Description
This is really a long-standing bug; I believe it was introduced between versions 2.5.4 and 2.5.33, with the refactoring of case-insensitivity.
A small test case:
%option case-insensitivity
%%
i{1,2} { printf("%s\n", yytext); }
.|\n ;
Given input ii II, the expected output is:
ii
II
but the actual output is
ii
I
I
DIAGNOSIS
The problem is triggered in parse.y around line 769 where case-insensitive single-character singletons are turned into an alternation:
$$ = mkor (mkstate($1), mkstate(reverse_case($1)));
But the real problem is in mkor(first, second), which does not modify firstst[first] before returning. Effectively, it assumes that first < second although that precondition is not noted. Since the order of evaluation of arguments to C functions is not specified, it is quite likely that the second argument to the call to mkor above is evaluated before the first argument, in which case the unstated requirement will not be satisfied. The consequence is that when dupmachine is eventually called in the expansion of the brace repeat, it fails to copy one of the alternatives leading to the behaviour noted above.
SUGGESTED FIX
I believe the best fix to the problem would be to add
firstst[first] = MIN(firstst[first], firstst[second]);
at the end of mkor.
HISTORY and IMPACT:
This problem seems to have been noticed in 2009, when an attempt to build the Shakespeare language failed. (See http://stackoverflow.com/questions/1948372/compiling-and-executing-the-shakespeare-programming-language-translator-spl2c-on). Unfortunately, it was incorrectly diagnosed as a bad regular expression for Roman numerals. Although the original regular expression was correct, it used lower-case letters, while the suggested replacement regular expression happened to use upper-case letters. Since the source code of the Shakespeare example programs uses upper-case, the replacement regular expression worked whereas the original did not. (The Shakespeare flex input file has %option case-insensitive so it should not matter, and when Shakespeare was written, it didn't.)
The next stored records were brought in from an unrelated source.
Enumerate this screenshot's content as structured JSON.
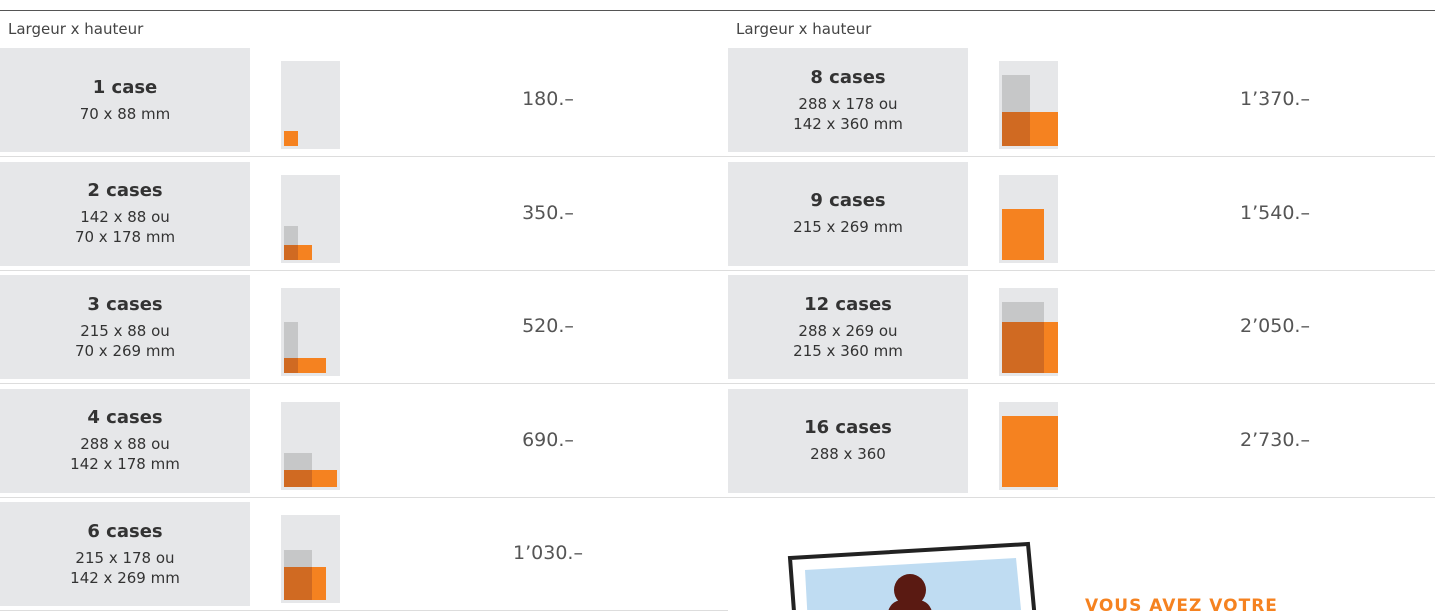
{
  "tables": [
    {
      "header": "Largeur x hauteur",
      "rows": [
        {
          "name": "1 case",
          "size": [
            "70 x 88 mm"
          ],
          "price": "180.–"
        },
        {
          "name": "2 cases",
          "size": [
            "142 x 88 ou",
            "70 x 178 mm"
          ],
          "price": "350.–"
        },
        {
          "name": "3 cases",
          "size": [
            "215 x 88 ou",
            "70 x 269 mm"
          ],
          "price": "520.–"
        },
        {
          "name": "4 cases",
          "size": [
            "288 x 88 ou",
            "142 x 178 mm"
          ],
          "price": "690.–"
        },
        {
          "name": "6 cases",
          "size": [
            "215 x 178 ou",
            "142 x 269 mm"
          ],
          "price": "1’030.–"
        }
      ]
    },
    {
      "header": "Largeur x hauteur",
      "rows": [
        {
          "name": "8 cases",
          "size": [
            "288 x 178 ou",
            "142 x 360 mm"
          ],
          "price": "1’370.–"
        },
        {
          "name": "9 cases",
          "size": [
            "215 x 269 mm"
          ],
          "price": "1’540.–"
        },
        {
          "name": "12 cases",
          "size": [
            "288 x 269 ou",
            "215 x 360 mm"
          ],
          "price": "2’050.–"
        },
        {
          "name": "16 cases",
          "size": [
            "288 x 360"
          ],
          "price": "2’730.–"
        }
      ]
    }
  ],
  "promo": "VOUS AVEZ VOTRE"
}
A problem with Shakespeare was reported on SO a couple of days ago which referenced the 2009 link, and in the course of investigating I uncovered the Flex bug. There are sporadic reports of the same problem here and there on the 'net, but since Shakespeare is not used in mission-critical applications, afaik, the problem was never investigated fully.
This suggests that using the brace-repeat operator with single-character case-insensitive arguments is fairly rare (Roman numerals are one of the few examples I could think of) and so the impact is low.
Nonetheless, I think the fix is simple enough that it is worth doing.